TCB: Brazil is still ranked more stable overall than neighbors Colombia and Venezuela – why? What are the factors of stability in Brazil?

Muggah: Brazil is undoubtedly wracked by unprecedented political, economic, environmental, and security crises. Dealing with any one of these would be challenging: the convergence of so many at once is hugely disruptive. Yet Brazil’s public institutions are comparatively robust. While many senior elected officials and business executives have been arrested for corruption and bribery, they have gone to prison and stayed there. The federal police and the judiciary – including the supreme court, the attorney general, prosecutors, and defenders – have remained strong in the face of major pressure to prematurely terminate investigations. The country has had a more or less stable democracy since the mid-1980s, and there does not appear to be a threat of military intervention. Should the 2018 elections give rise to a new generation of visionary political leaders, as it might, then Brazil could turn the corner.

Colombia is moving an a very different trajectory than Brazil. Colombia secured a peace deal after a five decade-long civil war. The peace process is proceeding but not fast enough in the eyes of the public. Levels of lethal violence and victimization have continued declining in Colombia, but there is rising fear in some cities due to a sharp increase in street crime. The opposition is manipulating popular unease to its advantage. The most challenging aspects of Colombia´s peace process have yet to come, which means we can likely expect setbacks this year and in 2018. In the meantime, Colombia´s economy is steaming ahead. Higher oil prices and infrastructure will boost investment, and private consumption is growing. Provided it gets inflation under control, the GDP is projected to grow at more than three percent.

Venezuela, on the other hand, is imploding. In cities and towns across the beleaguered country, citizens are lining up to buy basic staples with bricks of worthless currency. Street protests and open confrontations are routine and spreading across the country. Thousands of Venezuelans have already fled to neighboring countries such as Brazil and Colombia in search of safer ground. An already fragile state is on the verge of collapse. At home, more than 86 percent of the population disapproves of the President. At least 65 percent of the population supports the ongoing protests and say they will take to the streets in the next few months. The military has been deployed on numerous occasions to quell rising discontent, and there are signs of mutinous officers staging resistance.

TCB: How is the situation in Venezuela – and the heightened flow of migrants from Venezuela to Brazil – impacting stability in Brazil?

Muggah: Venezuela’s political and economic crises will likely intensify in the coming months. Some of the world’s most severe and protracted civil wars erupted over situations with far fewer tensions than the ones shaping Venezuela’s political impasse. Given the level of violence and the potentially devastating spill-over effects, non-action is not an option. The costs of political and economic meltdown, and a hemorrhaging refugee crisis, are already being felt across the region. The conflict could rapidly spill over Venezuela’s borders, leading to unpredictable contagion effects.

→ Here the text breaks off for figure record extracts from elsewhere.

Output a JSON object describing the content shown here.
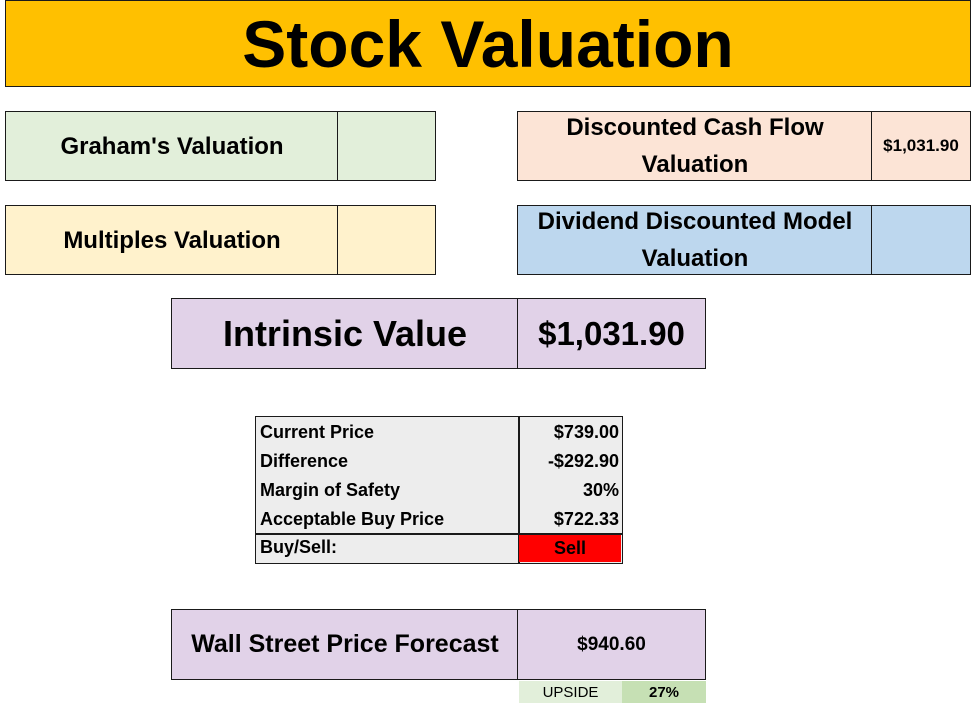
{
  "title": "Stock Valuation",
  "valuations": {
    "graham": {
      "label": "Graham's Valuation",
      "value": ""
    },
    "dcf": {
      "label_line1": "Discounted Cash Flow",
      "label_line2": "Valuation",
      "value": "$1,031.90"
    },
    "multiples": {
      "label": "Multiples Valuation",
      "value": ""
    },
    "ddm": {
      "label_line1": "Dividend Discounted Model",
      "label_line2": "Valuation",
      "value": ""
    }
  },
  "intrinsic": {
    "label": "Intrinsic Value",
    "value": "$1,031.90"
  },
  "summary": {
    "rows": [
      {
        "label": "Current Price",
        "value": "$739.00"
      },
      {
        "label": "Difference",
        "value": "-$292.90"
      },
      {
        "label": "Margin of Safety",
        "value": "30%"
      },
      {
        "label": "Acceptable Buy Price",
        "value": "$722.33"
      }
    ],
    "decision": {
      "label": "Buy/Sell:",
      "value": "Sell"
    }
  },
  "forecast": {
    "label": "Wall Street Price Forecast",
    "value": "$940.60"
  },
  "upside": {
    "label": "UPSIDE",
    "value": "27%"
  },
  "colors": {
    "title_bg": "#FFC000",
    "graham_bg": "#E2EFDA",
    "multiples_bg": "#FFF2CC",
    "dcf_bg": "#FCE4D6",
    "ddm_bg": "#BDD7EE",
    "intrinsic_bg": "#E1D2E8",
    "sell_bg": "#FF0000",
    "upside_bg": "#E2EFDA",
    "upside_value_bg": "#C6E0B4"
  }
}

The number of formal Venezuelan refugee asylum claims has sky-rocketed over the past six months. In 2016, there were roughly 27,000 applicants. So far in 2017, there are more than 50,000. The main countries include the U.S., Brazil, Peru, Spain, Mexico, Colombia, and other countries like Canada, Ecuador, and Costa Rica. But this is only part of the story. There are many more Venezuelans pursuing “irregular” forms of migration because of the long lag time in securing formal residency or refugee status.

There are an estimated 300,000 Venezuelans in Colombia, 40,000 in Trinidad and Tobago, and 30,000 in Brazil. Brazil, together with the United Nations High Commissioner for Refugees (UNHCR), has set up very preliminary reception centers and introduced legislation to regularize residency, but its response has been woefully inadequate given the scale of the crisis.